The plain bagel at Gertie.
Photo: Joe Lingeman

Seven years ago, baker Melissa Weller, having honed her skills at Sullivan Street Bakery, Per Se, and Roberta’s, went off to sell bagels at Smorgasburg: shiny little specimens with a delicately crisp, eggshell-thin crust and just the right amount of chewy crumb. She made them the old-fashioned way — hand-rolling the dough, kettle-boiling before baking — but she also used a sourdough starter and a long proofing to boost their flavor. These comparatively small and sturdy bagels took a stand against the prevailing style: big, sweet, and soft. They were more like what Pennsylvania native Weller imagined New York bagels once were and could be again. From Smorgasburg, Weller took her bagel recipe to Sadelle’s and later to High Street on Hudson, and her smaller, chewier, less doughy version set a new industry standard.

So imagine our surprise to find Weller ensconced at Gertie in Williamsburg, baking bagels every weekend that, by design and by her own description, are “bigger, softer, squishier.” How, you ask, could this happen? Credit (or blame) Gertie owner Nate Adler, who recently hired Weller as baker-in-residence (a pandemic-era title if ever there was one). Adler is not a baker, but he was born and raised on Manhattan’s Upper West Side, which does confer a certain degree of bagel-connoisseur cred. “In middle school, my friends and I would go to Absolute for lunch,” he says. “Late night, we’d go to H&H. Every New Year’s Day my Dad would pick up 100 bagels in these huge brown paper bags and throw an all-day bagel brunch at our apartment.”

Like most iconic foodstuffs, the best versions are the ones you grew up with, and Adler’s formative bagels were different than the ones Weller baked. “I described my ideal bagel to Melissa as wet and doughy on the inside and crunchy with a little bite on the outside,” he says. And after some Talmudic-level discussions on the topic, Weller began to question her faith. “What is the difference between doughy and too doughy?” she says. “What exactly is a New York bagel? I don’t even know if what I’d been making was a New York bagel.”

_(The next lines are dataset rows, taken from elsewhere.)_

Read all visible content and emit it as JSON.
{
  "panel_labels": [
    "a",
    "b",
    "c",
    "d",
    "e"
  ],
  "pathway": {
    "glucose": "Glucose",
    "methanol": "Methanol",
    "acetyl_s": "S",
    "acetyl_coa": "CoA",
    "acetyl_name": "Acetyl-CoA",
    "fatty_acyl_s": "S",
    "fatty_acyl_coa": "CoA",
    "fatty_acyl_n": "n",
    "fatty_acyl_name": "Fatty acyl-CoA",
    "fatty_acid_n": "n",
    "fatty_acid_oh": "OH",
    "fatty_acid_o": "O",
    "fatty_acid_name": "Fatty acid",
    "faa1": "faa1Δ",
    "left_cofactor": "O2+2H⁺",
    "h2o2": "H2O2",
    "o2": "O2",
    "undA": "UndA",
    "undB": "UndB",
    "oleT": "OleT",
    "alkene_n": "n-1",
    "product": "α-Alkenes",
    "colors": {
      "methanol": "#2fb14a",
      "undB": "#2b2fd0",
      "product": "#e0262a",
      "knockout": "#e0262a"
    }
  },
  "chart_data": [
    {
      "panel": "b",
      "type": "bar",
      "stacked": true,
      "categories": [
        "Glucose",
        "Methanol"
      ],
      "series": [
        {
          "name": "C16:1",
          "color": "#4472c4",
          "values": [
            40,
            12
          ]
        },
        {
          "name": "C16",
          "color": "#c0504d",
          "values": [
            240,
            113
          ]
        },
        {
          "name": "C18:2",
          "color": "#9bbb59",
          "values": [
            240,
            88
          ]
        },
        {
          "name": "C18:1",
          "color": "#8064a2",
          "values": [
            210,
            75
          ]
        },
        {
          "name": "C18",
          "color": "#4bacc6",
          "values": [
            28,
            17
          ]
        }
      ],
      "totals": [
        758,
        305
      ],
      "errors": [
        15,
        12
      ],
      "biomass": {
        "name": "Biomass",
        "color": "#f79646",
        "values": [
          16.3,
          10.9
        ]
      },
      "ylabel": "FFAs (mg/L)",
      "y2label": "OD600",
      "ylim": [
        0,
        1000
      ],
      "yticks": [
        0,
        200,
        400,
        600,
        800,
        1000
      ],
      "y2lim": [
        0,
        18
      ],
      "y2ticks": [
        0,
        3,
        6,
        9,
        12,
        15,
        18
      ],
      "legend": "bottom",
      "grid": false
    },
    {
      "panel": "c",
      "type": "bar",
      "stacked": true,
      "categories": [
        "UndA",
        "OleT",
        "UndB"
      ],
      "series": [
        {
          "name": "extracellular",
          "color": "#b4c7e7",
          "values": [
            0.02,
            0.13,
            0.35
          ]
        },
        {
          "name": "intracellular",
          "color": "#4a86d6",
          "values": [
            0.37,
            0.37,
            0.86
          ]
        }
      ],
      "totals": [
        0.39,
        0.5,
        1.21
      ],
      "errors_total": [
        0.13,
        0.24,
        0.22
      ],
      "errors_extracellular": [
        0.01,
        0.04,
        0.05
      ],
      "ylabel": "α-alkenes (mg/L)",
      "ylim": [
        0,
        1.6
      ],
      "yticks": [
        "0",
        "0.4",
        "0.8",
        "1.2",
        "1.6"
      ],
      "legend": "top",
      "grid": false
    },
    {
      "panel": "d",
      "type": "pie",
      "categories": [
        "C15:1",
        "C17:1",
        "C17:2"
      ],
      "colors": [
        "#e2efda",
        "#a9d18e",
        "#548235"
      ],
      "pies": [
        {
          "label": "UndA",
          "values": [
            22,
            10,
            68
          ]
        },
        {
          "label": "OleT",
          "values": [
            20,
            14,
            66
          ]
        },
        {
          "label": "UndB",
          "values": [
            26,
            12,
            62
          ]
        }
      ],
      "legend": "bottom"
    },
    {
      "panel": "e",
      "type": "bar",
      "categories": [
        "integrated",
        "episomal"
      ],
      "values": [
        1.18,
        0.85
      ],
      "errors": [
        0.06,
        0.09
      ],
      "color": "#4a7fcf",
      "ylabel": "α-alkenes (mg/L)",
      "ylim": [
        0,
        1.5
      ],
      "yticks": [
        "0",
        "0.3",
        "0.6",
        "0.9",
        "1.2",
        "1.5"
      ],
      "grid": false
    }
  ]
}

Ultimately, Weller — who, as previously mentioned, grew up in Pennsylvania on pretzels, not bagels — was willing to accept Adler’s bagel truth. So with much tinkering and taste-testing, and minute adjustments to hydration levels and proofing times, Weller developed a recipe that both evokes the romanticized bagel of Adler’s salad days and improves upon it with quality ingredients and fastidious technique. The new bagel has a glossy sheen, a moist crumb, and a distinct squish. Most notably, the hole has shrunk, sometimes to the point of disappearing completely. This is, to Adler, a very good thing. “I can’t believe it,” he says. “When I ripped into one, the dough on the inside was exactly how I remember it being as a high-school student going to H&H at midnight. She nailed it.”